Video record of a typical monitoring camera contains mostly common events with only a few frames showing events of particular interest. Same is true for snapshots taken in a crowded place: if anything unusual happens here it takes only a small fraction of the whole scenery and can easily go unnoticed amidst numerous other activities. Vigilant Eye Software learns what is salient in a given scene by building observation models of activities. Vigilant Eye Software then automatically detects unexpected events in a live video stream and guides an active camera to record the detected events in high resolution.
Saliency is a measure of novelty. Therefore salient events may not be security relevant. Vigilant Eye Software uses the detected salient events to reduce the search for potentially dangerous security relevant events. Vigilant Eye Software learns off-line from a few video samples of security relevant events specified by experts. During operation Vigilant Eye Software analyzes all salient events in the video stream for the specified security events.

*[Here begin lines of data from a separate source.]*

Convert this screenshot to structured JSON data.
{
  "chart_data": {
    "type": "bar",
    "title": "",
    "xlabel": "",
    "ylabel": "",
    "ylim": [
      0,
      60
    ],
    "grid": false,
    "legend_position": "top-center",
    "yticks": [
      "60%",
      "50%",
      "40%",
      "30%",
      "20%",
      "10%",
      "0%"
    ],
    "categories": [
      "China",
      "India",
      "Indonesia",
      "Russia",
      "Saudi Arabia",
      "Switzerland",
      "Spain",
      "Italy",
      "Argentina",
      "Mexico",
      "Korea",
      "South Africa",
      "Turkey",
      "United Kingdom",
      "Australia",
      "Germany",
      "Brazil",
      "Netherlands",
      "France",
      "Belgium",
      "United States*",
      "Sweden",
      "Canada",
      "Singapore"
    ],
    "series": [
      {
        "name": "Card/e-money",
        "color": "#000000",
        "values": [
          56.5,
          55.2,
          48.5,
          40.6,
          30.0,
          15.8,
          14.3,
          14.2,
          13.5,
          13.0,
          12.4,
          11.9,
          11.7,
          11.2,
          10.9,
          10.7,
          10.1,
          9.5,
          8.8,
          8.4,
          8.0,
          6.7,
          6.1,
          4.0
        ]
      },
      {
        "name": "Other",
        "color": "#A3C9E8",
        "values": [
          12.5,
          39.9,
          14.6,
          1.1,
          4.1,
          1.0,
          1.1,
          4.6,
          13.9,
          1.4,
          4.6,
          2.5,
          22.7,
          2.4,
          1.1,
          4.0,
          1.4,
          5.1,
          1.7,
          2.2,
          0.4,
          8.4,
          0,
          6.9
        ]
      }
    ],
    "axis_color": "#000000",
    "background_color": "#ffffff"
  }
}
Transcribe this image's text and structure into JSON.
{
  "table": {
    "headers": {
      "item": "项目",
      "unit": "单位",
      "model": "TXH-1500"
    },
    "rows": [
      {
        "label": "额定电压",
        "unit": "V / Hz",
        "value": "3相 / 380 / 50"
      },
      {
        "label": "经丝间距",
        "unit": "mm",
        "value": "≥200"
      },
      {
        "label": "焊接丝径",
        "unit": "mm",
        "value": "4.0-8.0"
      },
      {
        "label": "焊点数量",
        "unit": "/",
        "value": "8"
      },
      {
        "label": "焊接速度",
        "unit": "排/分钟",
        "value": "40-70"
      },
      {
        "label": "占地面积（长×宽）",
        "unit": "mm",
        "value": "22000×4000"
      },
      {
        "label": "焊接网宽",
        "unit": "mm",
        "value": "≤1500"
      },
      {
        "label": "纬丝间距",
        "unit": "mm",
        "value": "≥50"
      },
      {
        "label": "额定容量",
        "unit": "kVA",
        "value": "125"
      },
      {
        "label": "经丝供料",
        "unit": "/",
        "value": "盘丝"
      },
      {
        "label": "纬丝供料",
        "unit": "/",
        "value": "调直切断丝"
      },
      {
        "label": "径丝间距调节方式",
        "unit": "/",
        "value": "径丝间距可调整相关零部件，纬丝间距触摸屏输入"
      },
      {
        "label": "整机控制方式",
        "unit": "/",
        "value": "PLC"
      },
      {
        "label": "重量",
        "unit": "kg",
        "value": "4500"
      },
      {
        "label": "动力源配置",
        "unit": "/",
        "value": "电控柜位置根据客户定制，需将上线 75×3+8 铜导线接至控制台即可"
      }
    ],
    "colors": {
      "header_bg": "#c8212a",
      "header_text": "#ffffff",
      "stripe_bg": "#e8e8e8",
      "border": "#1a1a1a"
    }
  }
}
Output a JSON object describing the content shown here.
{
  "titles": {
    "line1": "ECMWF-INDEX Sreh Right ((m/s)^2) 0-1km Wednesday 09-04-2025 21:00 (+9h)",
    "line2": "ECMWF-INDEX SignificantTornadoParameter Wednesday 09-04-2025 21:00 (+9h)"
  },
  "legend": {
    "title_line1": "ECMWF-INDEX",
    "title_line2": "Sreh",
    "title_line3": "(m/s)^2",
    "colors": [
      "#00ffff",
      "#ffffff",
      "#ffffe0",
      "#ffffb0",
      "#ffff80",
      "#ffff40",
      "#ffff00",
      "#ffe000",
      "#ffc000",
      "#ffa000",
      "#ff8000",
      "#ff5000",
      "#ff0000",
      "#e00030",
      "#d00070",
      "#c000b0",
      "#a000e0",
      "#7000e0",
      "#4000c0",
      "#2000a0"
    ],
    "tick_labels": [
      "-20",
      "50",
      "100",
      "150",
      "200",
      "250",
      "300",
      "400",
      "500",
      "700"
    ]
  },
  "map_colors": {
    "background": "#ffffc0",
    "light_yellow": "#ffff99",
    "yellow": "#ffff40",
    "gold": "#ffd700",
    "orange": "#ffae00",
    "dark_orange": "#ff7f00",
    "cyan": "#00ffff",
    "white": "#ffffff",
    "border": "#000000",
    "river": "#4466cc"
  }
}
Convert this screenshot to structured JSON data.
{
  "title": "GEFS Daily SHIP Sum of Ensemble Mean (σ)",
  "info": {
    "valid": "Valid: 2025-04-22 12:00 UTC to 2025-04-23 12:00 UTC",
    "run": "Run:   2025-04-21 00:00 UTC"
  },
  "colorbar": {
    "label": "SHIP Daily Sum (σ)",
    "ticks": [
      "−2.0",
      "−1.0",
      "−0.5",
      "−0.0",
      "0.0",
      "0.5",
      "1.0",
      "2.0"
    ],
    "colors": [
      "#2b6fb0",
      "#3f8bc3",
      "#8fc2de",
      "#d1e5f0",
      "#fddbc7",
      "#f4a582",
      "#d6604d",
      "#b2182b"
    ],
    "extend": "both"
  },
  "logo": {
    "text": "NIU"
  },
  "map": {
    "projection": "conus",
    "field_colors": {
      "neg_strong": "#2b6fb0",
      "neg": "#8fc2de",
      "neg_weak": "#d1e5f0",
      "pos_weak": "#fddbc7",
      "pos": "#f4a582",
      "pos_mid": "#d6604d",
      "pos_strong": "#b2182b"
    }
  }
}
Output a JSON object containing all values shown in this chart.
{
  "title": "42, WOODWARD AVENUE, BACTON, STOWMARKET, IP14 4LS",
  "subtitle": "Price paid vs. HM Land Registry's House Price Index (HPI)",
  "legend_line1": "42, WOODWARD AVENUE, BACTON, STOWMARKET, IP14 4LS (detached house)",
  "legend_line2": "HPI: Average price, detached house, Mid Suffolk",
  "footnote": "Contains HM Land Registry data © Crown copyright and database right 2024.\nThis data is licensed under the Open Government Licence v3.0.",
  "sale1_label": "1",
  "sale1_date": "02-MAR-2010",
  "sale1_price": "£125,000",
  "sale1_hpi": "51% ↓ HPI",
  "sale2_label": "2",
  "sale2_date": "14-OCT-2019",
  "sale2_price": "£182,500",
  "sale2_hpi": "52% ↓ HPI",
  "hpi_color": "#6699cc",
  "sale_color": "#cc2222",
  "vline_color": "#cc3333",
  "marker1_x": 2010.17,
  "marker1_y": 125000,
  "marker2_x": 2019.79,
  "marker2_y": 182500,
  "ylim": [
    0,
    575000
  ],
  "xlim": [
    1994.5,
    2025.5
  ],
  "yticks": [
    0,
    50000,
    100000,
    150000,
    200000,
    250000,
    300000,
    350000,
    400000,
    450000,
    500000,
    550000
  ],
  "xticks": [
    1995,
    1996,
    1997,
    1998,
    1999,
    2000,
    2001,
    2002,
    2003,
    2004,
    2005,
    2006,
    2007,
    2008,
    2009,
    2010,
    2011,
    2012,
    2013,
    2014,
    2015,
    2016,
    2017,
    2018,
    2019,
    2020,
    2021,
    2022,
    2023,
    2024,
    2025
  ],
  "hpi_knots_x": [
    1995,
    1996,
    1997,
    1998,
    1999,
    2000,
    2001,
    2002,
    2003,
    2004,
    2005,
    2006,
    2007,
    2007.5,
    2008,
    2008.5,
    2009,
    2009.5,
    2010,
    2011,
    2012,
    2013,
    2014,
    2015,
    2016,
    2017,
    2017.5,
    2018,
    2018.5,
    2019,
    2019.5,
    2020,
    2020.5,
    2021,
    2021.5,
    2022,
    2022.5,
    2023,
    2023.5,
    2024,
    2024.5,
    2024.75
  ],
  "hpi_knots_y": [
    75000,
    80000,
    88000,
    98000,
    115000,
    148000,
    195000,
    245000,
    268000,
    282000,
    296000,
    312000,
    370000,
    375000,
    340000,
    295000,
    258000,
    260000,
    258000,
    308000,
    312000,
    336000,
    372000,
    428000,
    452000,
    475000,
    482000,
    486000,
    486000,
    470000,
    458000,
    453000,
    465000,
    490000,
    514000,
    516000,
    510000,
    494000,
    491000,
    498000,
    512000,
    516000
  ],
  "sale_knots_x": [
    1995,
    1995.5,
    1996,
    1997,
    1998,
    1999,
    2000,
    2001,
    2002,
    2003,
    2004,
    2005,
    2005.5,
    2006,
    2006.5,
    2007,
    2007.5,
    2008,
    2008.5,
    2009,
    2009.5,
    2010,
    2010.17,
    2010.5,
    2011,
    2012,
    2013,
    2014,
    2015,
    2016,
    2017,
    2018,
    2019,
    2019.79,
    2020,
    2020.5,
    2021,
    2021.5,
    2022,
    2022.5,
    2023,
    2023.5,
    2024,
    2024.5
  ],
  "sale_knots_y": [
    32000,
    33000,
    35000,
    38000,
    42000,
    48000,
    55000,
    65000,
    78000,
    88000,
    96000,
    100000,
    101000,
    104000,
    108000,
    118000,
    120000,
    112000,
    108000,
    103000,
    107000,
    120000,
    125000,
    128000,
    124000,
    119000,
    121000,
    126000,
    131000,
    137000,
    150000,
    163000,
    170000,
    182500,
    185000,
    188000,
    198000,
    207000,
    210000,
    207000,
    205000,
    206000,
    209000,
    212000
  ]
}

Vigilant Eye Software is self-learning. Only video record of allowed events is required for the software to learn. The Vigilant Eye Software updates its knowledge about the learned events via independent on-line learning. Semi-automatic learning allows incorporation of new security relevant events into the previously learned model.
Computer video analysis is often challenged by an infinite variety of video appearances. Yet Vigilant Eye Software continuously learns these natural video variations thus adapting its on-line processing to ever changing illumination, weather or other conditions. This inherent flexibility allows application of the Vigilant Eye Software in very different indoor and outdoor scenarios. The software application ranges from observation of crowded public places to monitoring of secluded zones with restricted entering rights.
Demo 4: Left luggage
An individual leaving a box on a street is detected and tracked.
Vigilant Eye Software modules are freely combined into a processing chain that is optimal for given application scenario and problem to be solved.
Implementation details: Vigilant Eye Software is written in portable c++, has modular structure and exploits multiple levels of parallelization. The software is easily embedded by different SDKs to process video input from various cameras.
All software modules operate unconstrained in outdoor and indoor environment.
Specialized image analysis algorithms allow the system to automatically detect the use of flares at an early stage. The system points out critical situations to surveillance personnel and automatically records high-resolution video footage that can be used in evidence.